Problem: snapshotting. Getting state from all the actors synchronously via state-dumps can cause synchronization failures.
Solution:
a. Forget about state information of type 1, i.e. user specified. The user should know themselves what they want to set it to. They either have the info in a config file (maybe best to have all such info in config) or set them directly
b. For all state changes achieved via 2, we replay them from a specified checkpoint.

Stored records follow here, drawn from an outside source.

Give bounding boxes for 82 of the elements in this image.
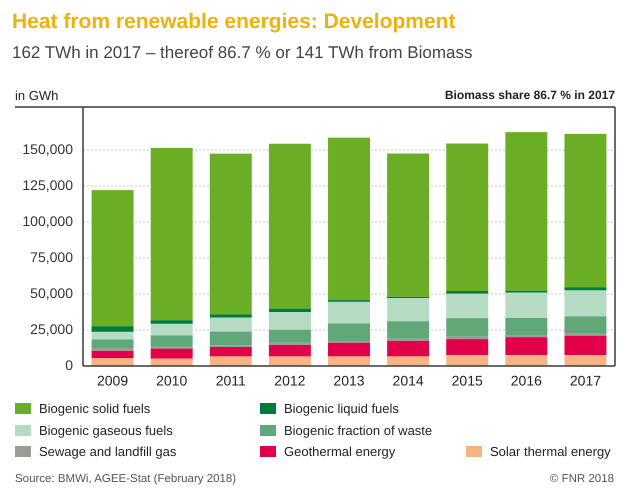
bar: [150, 358, 193, 366]
bar: [446, 336, 488, 340]
bar: [446, 144, 488, 292]
bar: [387, 153, 430, 297]
bar: [268, 344, 311, 356]
bar: [150, 335, 193, 347]
y-tick-label: 25,000: [30, 320, 74, 337]
bar: [268, 330, 311, 343]
legend-label: Biogenic liquid fuels: [284, 401, 399, 416]
bar: [387, 340, 430, 356]
y-tick-label: 125,000: [22, 177, 74, 193]
legend-label: Solar thermal energy: [490, 444, 611, 460]
bar: [387, 298, 430, 322]
x-tick-label: 2010: [156, 372, 188, 388]
bar: [92, 190, 134, 326]
y-tick-label: 75,000: [30, 248, 74, 265]
x-tick-label: 2017: [570, 372, 602, 388]
x-tick-label: 2012: [274, 372, 306, 388]
y-tick-label: 50,000: [30, 284, 74, 301]
bar: [210, 154, 252, 314]
bar: [92, 340, 134, 349]
bar: [92, 358, 134, 366]
bar: [210, 347, 252, 356]
bar: [268, 308, 311, 312]
bar: [328, 302, 370, 324]
legend-label: Biogenic solid fuels: [39, 401, 150, 416]
legend-label: Geothermal energy: [284, 444, 396, 460]
bar: [446, 294, 488, 318]
x-tick-label: 2015: [452, 372, 484, 388]
bar: [268, 312, 311, 330]
bar: [387, 321, 430, 339]
x-tick-label: 2009: [96, 372, 128, 388]
bar: [92, 350, 134, 358]
bar: [505, 132, 548, 291]
bar: [268, 144, 311, 309]
bar: [446, 355, 488, 366]
legend-label: Biogenic fraction of waste: [284, 422, 432, 438]
bar: [387, 356, 430, 366]
bar: [564, 316, 606, 334]
chart-subtitle: 162 TWh in 2017 – thereof 86.7 % or 141 TWh from Biomass: [12, 43, 472, 63]
source-note: Source: BMWi, AGEE-Stat (February 2018): [15, 473, 236, 485]
bar: [150, 324, 193, 336]
x-tick-label: 2013: [333, 372, 365, 388]
bar: [210, 318, 252, 332]
bar: [505, 292, 548, 318]
bar: [210, 314, 252, 318]
bar: [210, 332, 252, 346]
bar: [564, 134, 606, 288]
bar: [505, 318, 548, 336]
bar: [210, 356, 252, 366]
bar: [150, 348, 193, 359]
legend-label: Biogenic gaseous fuels: [39, 422, 173, 438]
bar: [328, 138, 370, 300]
bar: [150, 148, 193, 320]
bar: [564, 290, 606, 316]
bar: [446, 291, 488, 294]
text: Biomass share 86.7 % in 2017: [444, 88, 615, 102]
bar: [564, 336, 606, 356]
x-tick-label: 2011: [216, 372, 246, 388]
bar: [92, 332, 134, 340]
x-tick-label: 2014: [392, 372, 424, 388]
bar: [328, 356, 370, 366]
bar: [446, 339, 488, 356]
y-axis-title: in GWh: [15, 88, 58, 103]
chart-title: Heat from renewable energies: Development: [12, 10, 456, 34]
bar: [328, 324, 370, 341]
bar: [92, 326, 134, 332]
bar: [150, 320, 193, 324]
bar: [564, 333, 606, 336]
bar: [328, 342, 370, 356]
bar: [505, 337, 548, 356]
bar: [564, 355, 606, 366]
text: © FNR 2018: [550, 473, 614, 485]
y-tick-label: 150,000: [22, 141, 74, 158]
bar: [564, 287, 606, 290]
legend-label: Sewage and landfill gas: [39, 444, 176, 460]
y-tick-label: 100,000: [22, 212, 74, 229]
bar: [505, 355, 548, 366]
x-tick-label: 2016: [510, 372, 542, 388]
y-tick-label: 0: [65, 356, 74, 373]
bar: [268, 356, 311, 366]
bar: [446, 318, 488, 336]
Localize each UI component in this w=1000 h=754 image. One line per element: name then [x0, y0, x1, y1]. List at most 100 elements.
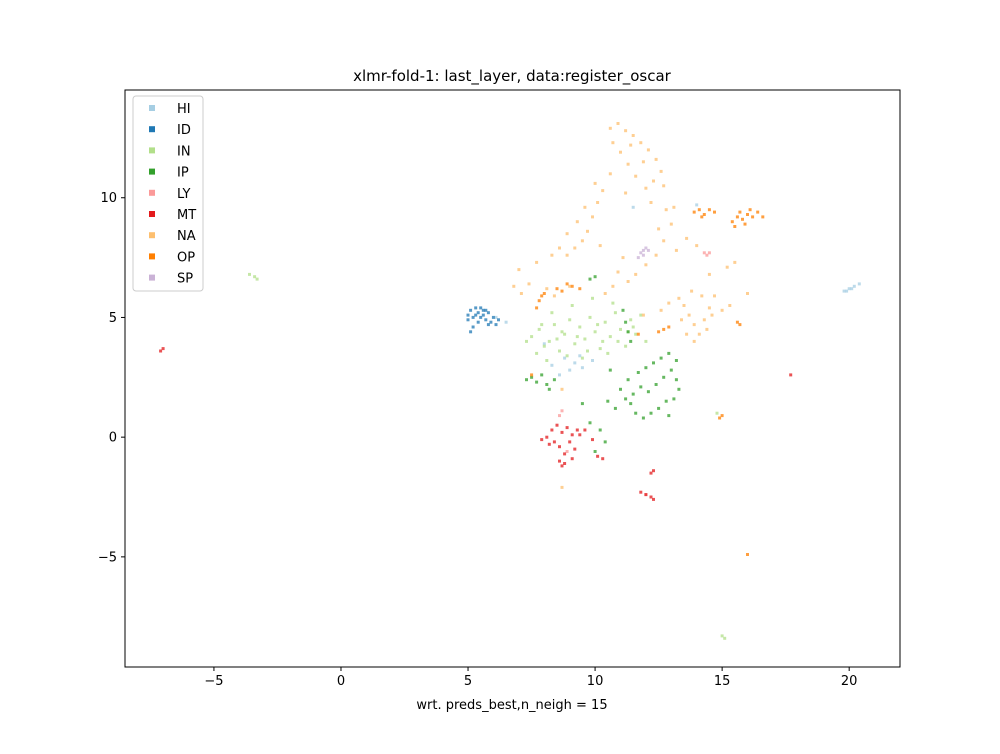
point-op-28	[636, 332, 640, 336]
point-na-24	[580, 239, 584, 243]
point-ip-31	[613, 406, 617, 410]
point-mt-28	[161, 347, 165, 351]
point-na-75	[695, 244, 699, 248]
point-ip-16	[672, 397, 676, 401]
y-tick-label: 10	[100, 191, 117, 206]
point-id-7	[484, 318, 488, 322]
point-op-6	[730, 220, 734, 224]
point-na-81	[672, 205, 676, 209]
point-in-22	[644, 339, 648, 343]
point-na-76	[560, 485, 564, 489]
point-mt-30	[583, 428, 587, 432]
legend-label-sp: SP	[177, 272, 193, 287]
point-na-51	[680, 318, 683, 322]
point-mt-5	[558, 445, 561, 449]
point-na-4	[639, 141, 643, 145]
legend-marker-ly	[149, 189, 155, 196]
point-id-11	[494, 323, 498, 327]
point-in-48	[525, 339, 528, 343]
point-na-38	[634, 272, 638, 276]
point-na-82	[713, 294, 716, 298]
point-op-8	[741, 217, 744, 221]
point-hi-6	[591, 359, 594, 362]
point-ip-0	[525, 378, 528, 382]
point-hi-16	[504, 320, 508, 324]
point-na-12	[619, 150, 622, 154]
point-id-20	[479, 315, 483, 319]
point-mt-23	[639, 490, 643, 494]
point-ip-24	[636, 371, 640, 374]
point-id-19	[497, 318, 500, 322]
point-op-27	[667, 325, 671, 329]
point-ip-8	[631, 392, 635, 396]
point-mt-12	[575, 428, 579, 432]
legend-marker-mt	[149, 211, 155, 217]
point-ip-45	[608, 368, 612, 372]
point-ip-40	[588, 421, 592, 425]
point-na-79	[598, 244, 602, 248]
x-tick-label: 10	[587, 674, 604, 689]
point-na-71	[725, 265, 729, 269]
point-id-5	[479, 306, 483, 310]
point-mt-9	[568, 440, 572, 444]
point-in-28	[586, 349, 589, 353]
series-sp	[636, 246, 650, 260]
point-id-21	[484, 308, 488, 312]
point-ly-3	[558, 414, 561, 418]
point-ip-34	[624, 320, 628, 324]
point-sp-0	[639, 251, 643, 255]
point-mt-21	[652, 469, 655, 473]
point-na-22	[591, 215, 594, 219]
point-in-10	[583, 337, 587, 341]
scatter-points	[159, 122, 861, 640]
point-na-37	[644, 263, 648, 267]
legend-marker-na	[149, 232, 155, 239]
point-in-16	[613, 311, 617, 315]
point-mt-29	[789, 373, 793, 377]
point-op-26	[662, 327, 666, 331]
point-na-19	[608, 172, 612, 176]
point-hi-13	[850, 287, 854, 291]
point-na-14	[629, 143, 633, 147]
point-sp-3	[646, 248, 650, 252]
point-mt-13	[558, 459, 561, 463]
point-op-23	[570, 284, 574, 288]
point-hi-5	[550, 363, 554, 367]
point-na-56	[720, 308, 724, 312]
point-hi-18	[558, 373, 561, 377]
point-na-83	[746, 292, 749, 295]
point-mt-19	[596, 454, 600, 458]
point-mt-0	[540, 438, 544, 442]
point-ip-9	[639, 385, 643, 389]
point-na-80	[657, 227, 661, 231]
point-in-47	[715, 411, 719, 415]
point-op-35	[530, 373, 534, 377]
point-ip-28	[667, 351, 671, 355]
point-na-21	[596, 201, 600, 204]
point-ip-33	[621, 308, 625, 312]
point-ip-21	[634, 411, 638, 415]
point-na-41	[621, 256, 625, 260]
point-op-20	[555, 287, 559, 291]
point-na-63	[568, 284, 572, 288]
point-na-6	[654, 157, 658, 161]
point-na-23	[586, 229, 589, 233]
point-na-57	[728, 304, 732, 307]
point-in-14	[603, 320, 607, 324]
point-na-1	[616, 122, 620, 125]
point-ip-12	[662, 375, 666, 379]
point-hi-12	[857, 282, 861, 286]
point-na-7	[659, 169, 663, 173]
point-in-2	[542, 344, 546, 348]
point-ip-41	[598, 428, 602, 432]
point-in-30	[606, 351, 610, 355]
point-in-15	[608, 335, 612, 339]
point-na-35	[662, 239, 666, 243]
point-in-4	[552, 323, 556, 327]
legend-marker-hi	[149, 105, 155, 111]
point-mt-26	[652, 497, 655, 501]
point-op-2	[702, 213, 706, 216]
point-ip-10	[646, 390, 650, 394]
point-op-21	[560, 289, 564, 293]
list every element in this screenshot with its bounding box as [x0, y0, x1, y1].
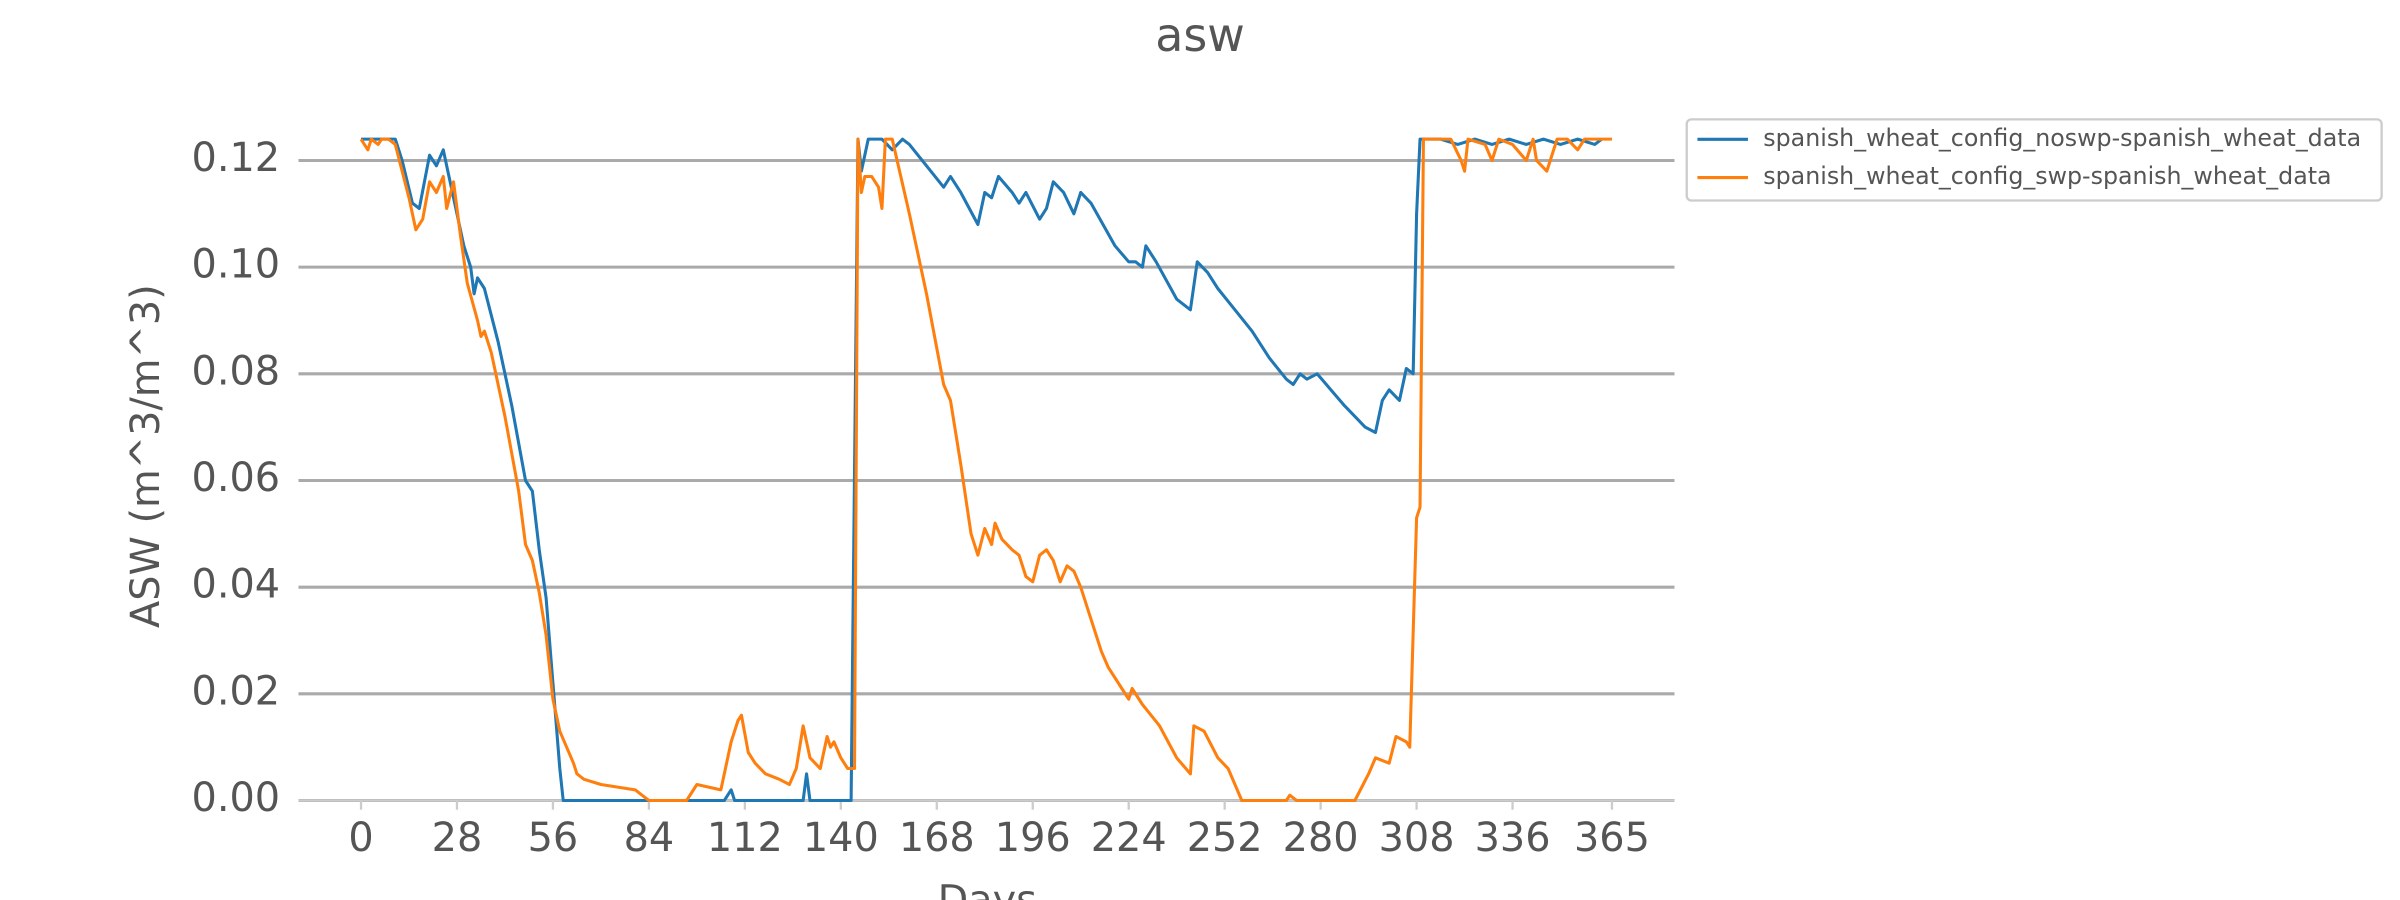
x-axis-label: Days	[938, 878, 1037, 900]
x-tick-label: 224	[1091, 815, 1167, 861]
y-tick-label: 0.08	[192, 348, 281, 394]
legend-label: spanish_wheat_config_swp-spanish_wheat_d…	[1763, 162, 2331, 190]
x-tick-label: 84	[624, 815, 675, 861]
x-tick-label: 336	[1475, 815, 1551, 861]
x-tick-label: 112	[707, 815, 783, 861]
x-tick-label: 168	[899, 815, 975, 861]
y-tick-label: 0.04	[192, 562, 281, 608]
x-tick-label: 140	[803, 815, 879, 861]
x-tick-label: 28	[432, 815, 483, 861]
x-tick-label: 365	[1574, 815, 1650, 861]
y-tick-label: 0.06	[192, 455, 281, 501]
y-tick-label: 0.10	[192, 242, 281, 288]
x-tick-label: 280	[1283, 815, 1359, 861]
legend-label: spanish_wheat_config_noswp-spanish_wheat…	[1763, 124, 2361, 152]
x-tick-label: 196	[995, 815, 1071, 861]
y-tick-label: 0.12	[192, 135, 281, 181]
x-tick-label: 308	[1379, 815, 1455, 861]
x-tick-label: 252	[1187, 815, 1263, 861]
legend-box	[1685, 118, 2383, 202]
y-tick-label: 0.02	[192, 668, 281, 714]
y-axis-label: ASW (m^3/m^3)	[123, 284, 169, 628]
y-tick-label: 0.00	[192, 775, 281, 821]
series-line	[361, 137, 1603, 803]
chart-title: asw	[1155, 8, 1245, 62]
x-tick-label: 56	[528, 815, 579, 861]
series-line	[359, 137, 1612, 803]
x-tick-label: 0	[348, 815, 373, 861]
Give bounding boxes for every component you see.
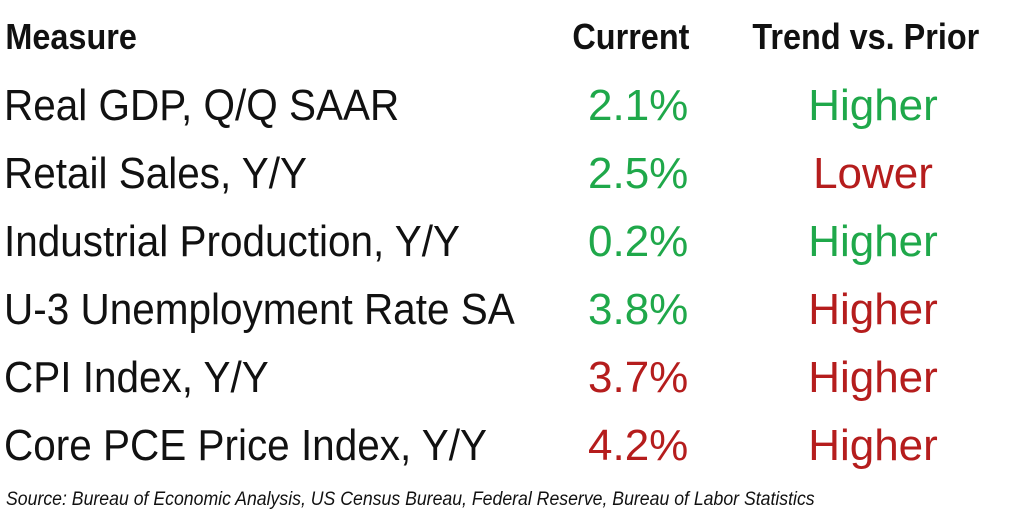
measure-cell: Real GDP, Q/Q SAAR [4,81,400,130]
current-value-cell: 2.5% [588,149,689,198]
table-header: Measure Current Trend vs. Prior [0,16,979,62]
table-row: U-3 Unemployment Rate SA 3.8% Higher [0,276,1024,344]
measure-cell: CPI Index, Y/Y [4,353,269,402]
measure-cell: Retail Sales, Y/Y [4,149,308,198]
current-value-cell: 4.2% [588,421,689,470]
trend-cell: Higher [808,217,938,266]
table-row: Industrial Production, Y/Y 0.2% Higher [0,208,1024,276]
source-note: Source: Bureau of Economic Analysis, US … [6,489,815,510]
column-header-trend: Trend vs. Prior [752,16,980,57]
table-row: Core PCE Price Index, Y/Y 4.2% Higher [0,412,1024,480]
trend-cell: Higher [808,81,938,130]
trend-cell: Higher [808,353,938,402]
column-header-measure: Measure [5,16,137,57]
measure-cell: Core PCE Price Index, Y/Y [4,421,487,470]
current-value-cell: 0.2% [588,217,689,266]
trend-cell: Lower [813,149,933,198]
measure-cell: Industrial Production, Y/Y [4,217,461,266]
table-row: Retail Sales, Y/Y 2.5% Lower [0,140,1024,208]
current-value-cell: 2.1% [588,81,689,130]
column-header-current: Current [572,16,690,57]
table-body: Real GDP, Q/Q SAAR 2.1% Higher Retail Sa… [0,72,1024,480]
current-value-cell: 3.8% [588,285,689,334]
trend-cell: Higher [808,421,938,470]
trend-cell: Higher [808,285,938,334]
table-row: CPI Index, Y/Y 3.7% Higher [0,344,1024,412]
measure-cell: U-3 Unemployment Rate SA [4,285,515,334]
current-value-cell: 3.7% [588,353,689,402]
table-row: Real GDP, Q/Q SAAR 2.1% Higher [0,72,1024,140]
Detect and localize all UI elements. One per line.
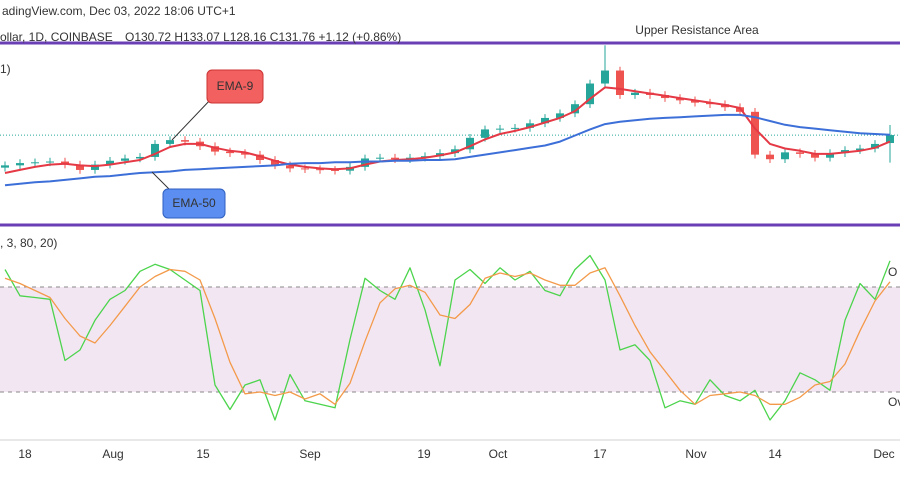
callout-box xyxy=(162,188,226,219)
candle-body xyxy=(631,92,639,95)
candle-body xyxy=(271,160,279,166)
x-tick-label: Dec xyxy=(873,447,894,461)
x-tick-label: 17 xyxy=(593,447,607,461)
candle-body xyxy=(286,165,294,169)
legend-text: 1) xyxy=(0,62,11,76)
candle-body xyxy=(766,154,774,160)
candle-body xyxy=(826,153,834,158)
candle-body xyxy=(676,98,684,101)
callout-text: EMA-9 xyxy=(217,79,254,93)
x-tick-label: Sep xyxy=(299,447,321,461)
candle-body xyxy=(601,70,609,84)
candle-body xyxy=(871,143,879,149)
candle-body xyxy=(526,123,534,128)
candle-body xyxy=(586,83,594,105)
candle-body xyxy=(181,140,189,142)
level-label: O xyxy=(888,265,897,279)
candle-body xyxy=(751,111,759,155)
candle-body xyxy=(466,137,474,150)
candle-body xyxy=(166,140,174,144)
series-line xyxy=(4,86,891,174)
candle-body xyxy=(856,148,864,151)
x-tick-label: Nov xyxy=(685,447,706,461)
x-tick-label: 19 xyxy=(417,447,431,461)
candle-body xyxy=(361,158,369,167)
candle-body xyxy=(256,154,264,160)
candle-body xyxy=(31,162,39,164)
callout-text: EMA-50 xyxy=(172,196,216,210)
series-line xyxy=(4,267,891,405)
candle-body xyxy=(811,153,819,158)
x-tick-label: 14 xyxy=(768,447,782,461)
x-tick-label: Aug xyxy=(102,447,123,461)
x-tick-label: Oct xyxy=(489,447,508,461)
candle-body xyxy=(571,104,579,114)
candle-body xyxy=(46,161,54,163)
candle-body xyxy=(106,160,114,165)
x-tick-label: 18 xyxy=(18,447,32,461)
series-line xyxy=(4,254,891,421)
candle-body xyxy=(451,149,459,154)
candle-body xyxy=(91,164,99,170)
candle-body xyxy=(151,143,159,157)
resistance-label: Upper Resistance Area xyxy=(635,23,759,37)
candle-body xyxy=(16,163,24,166)
candle-body xyxy=(226,151,234,154)
candle-body xyxy=(556,113,564,118)
legend-text: , 3, 80, 20) xyxy=(0,236,57,250)
candle-body xyxy=(616,70,624,95)
symbol-text: ollar, 1D, COINBASE xyxy=(0,30,113,44)
candle-body xyxy=(1,165,9,168)
ohlc-text: O130.72 H133.07 L128.16 C131.76 +1.12 (+… xyxy=(125,30,401,44)
candle-body xyxy=(136,156,144,159)
source-text: adingView.com, Dec 03, 2022 18:06 UTC+1 xyxy=(2,4,236,18)
candle-body xyxy=(301,168,309,170)
candle-body xyxy=(331,169,339,171)
callout-box xyxy=(206,69,264,104)
candle-body xyxy=(391,157,399,160)
candle-body xyxy=(481,129,489,138)
candle-body xyxy=(376,157,384,159)
candle-body xyxy=(76,164,84,170)
x-tick-label: 15 xyxy=(196,447,210,461)
candle-body xyxy=(241,153,249,155)
callout-pointer xyxy=(171,97,213,141)
candle-body xyxy=(496,128,504,130)
candle-body xyxy=(691,100,699,103)
candle-body xyxy=(541,117,549,124)
candle-body xyxy=(211,146,219,152)
candle-body xyxy=(781,152,789,160)
candle-body xyxy=(316,169,324,171)
candle-body xyxy=(796,152,804,154)
candle-body xyxy=(511,127,519,129)
level-band xyxy=(0,287,900,392)
level-label: Ov xyxy=(888,395,900,409)
candle-body xyxy=(121,158,129,161)
candle-body xyxy=(886,135,894,144)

What we mean by checkpoint: can vary, a good time to do this is block commit.
What we mean by replay: we have a limited number of user-inputs of type 2 which affect state. Specifically, Mempool.tx
and Mempool.execute
. If we save in a linear fashion which transactions were submitted when (with which ID’s and with which orders) and when execute commands were sent, we can ask the system to just recompute all the submitted transactions to bring us to a latest checkpointed consistent state.
This isn’t particularly groundbreaking, log-and-checkpoint is the way every replicable database works, but unfortunately mistakes were made and “state dumping” was pursued for a while.
Philosphical Difference on Transparent RM
Being discussed actively in this thread:
Philosphical View on Checkpointing
On new block creation, the block itself is a good time for a checkpoint.
If a block is not created, we can roll back the events and come up with new ones that satisfy consensus.
It’s not precisely a rollback, consensus are also events, but it’s similar to one in that the state reset to comes from the last checkpoint.
It would be good if specs could discuss this, our latest scry changes:
includes a good point for actually making this work from the codebase.
In some threads we might overload “Block” to mean “checkpoint” where in specs it means “narwhal root node” or something; we should fix this language.
Hardware Abstraction Machine
Doesn’t seem to interact with the system at large and does things which can’t be made distributed; it’s unclear what this is for. V2 might make it clearer.
Measurement Engine
The following section is personal opinion inserted by Jeremy, I don’t really have a comment:
The ideas of trying to use meta information to influence decisions is nice, however I think it ought to be throught out from a holistic POV.
The talk above I give about trying to understand reflective design and examples like CLOS and smalltalk are a good starting point for doing something like this correctly.
Identities
This is discussed at https://github.com/anoma/anoma/issues/571
Anything else?
What do specs v2 drafters have in mind?